SCHWARZXXL
Özel Üye
Karasan muhalifsin ama haklısın da.
Bu aşırı övme bir miktar meseleye hakim görüntüsü çizme çabasından da kaynaklanıyor. Bu spora doymuş bir kişi herhalde "vay baba süpersin" seviyesindeki iltifata itibar etmez.
Ama gerçekten işe hakim olmayan bu gerçekten bihaber olacaktır.
Bu aşırı övme bir miktar meseleye hakim görüntüsü çizme çabasından da kaynaklanıyor. Bu spora doymuş bir kişi herhalde "vay baba süpersin" seviyesindeki iltifata itibar etmez.
Ama gerçekten işe hakim olmayan bu gerçekten bihaber olacaktır.

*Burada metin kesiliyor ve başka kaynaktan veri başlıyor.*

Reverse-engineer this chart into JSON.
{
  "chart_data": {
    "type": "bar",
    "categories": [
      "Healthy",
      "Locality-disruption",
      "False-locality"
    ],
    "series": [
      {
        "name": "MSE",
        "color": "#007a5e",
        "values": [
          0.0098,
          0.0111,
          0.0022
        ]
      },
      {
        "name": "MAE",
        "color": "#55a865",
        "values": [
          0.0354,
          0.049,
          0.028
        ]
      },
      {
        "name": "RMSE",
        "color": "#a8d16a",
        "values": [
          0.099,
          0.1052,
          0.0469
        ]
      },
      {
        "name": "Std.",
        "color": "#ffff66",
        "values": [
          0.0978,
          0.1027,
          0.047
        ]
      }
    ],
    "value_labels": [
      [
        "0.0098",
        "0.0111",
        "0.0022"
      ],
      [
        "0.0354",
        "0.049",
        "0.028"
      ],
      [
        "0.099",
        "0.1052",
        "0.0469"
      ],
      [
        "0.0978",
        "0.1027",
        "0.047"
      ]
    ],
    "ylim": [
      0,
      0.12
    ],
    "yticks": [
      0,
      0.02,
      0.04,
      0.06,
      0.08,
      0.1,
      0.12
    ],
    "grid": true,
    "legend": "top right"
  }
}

Vallahi bence körü körüne hayranlık çok hoşa gitmiyor.
Düşünsenize, bir alanda çok iyisiniz ama sizi anlamayan birisi, size müthiş methiyeler düzüyor, hayranlığını dile getiriyor.
İşi anlayan birisinin yerinde eleştirileri kadar dikkat çekmez, önemsenmez.
Bunun bir örneğini Ahmet Enünlü Hocamızın yanında yaşadım, Şampiyon isimli, Hocanın kendisine ait salonunu işlerine bakan bir arkadaş, sohbet esnasında, 1976 IFBB Amatör Dünya Şampiyonası resimlerine bakarken, hocam, hepsinden iyiymişsin be, hakkını yemişler gibi bir laf etti.
Ben karşı çıktım, hocama büyük bir hayranlığım olmasına rağmen, o sene Robby Robinson gerçekten inanılmaz olduğu için, yarışmayı hakkıyla kazanmıştı.
Şimdi gidipte, hakkın yendi, sen birinci olacaktın Hocam! demek inanın hoşgörür bir tebessümle karşılanır, hoşa gitmez, sadece, eyvallah sağolasın denir.
Bunları neden yazıyorum hemen söyleyim.
Bir insan sevildiği kadar anlaşılmak ister bence, onu iyi değerlendirip anlamadan, hayran olup göklere çıkarmak, anlayıp daha ölçülü olarak sevmek kadar mutlu etmez bir sporucuyu, ya da herhangibir üstad olmuş bir kişiyi.
Nacizane fikrimi bu vesileyle söylemek istedim.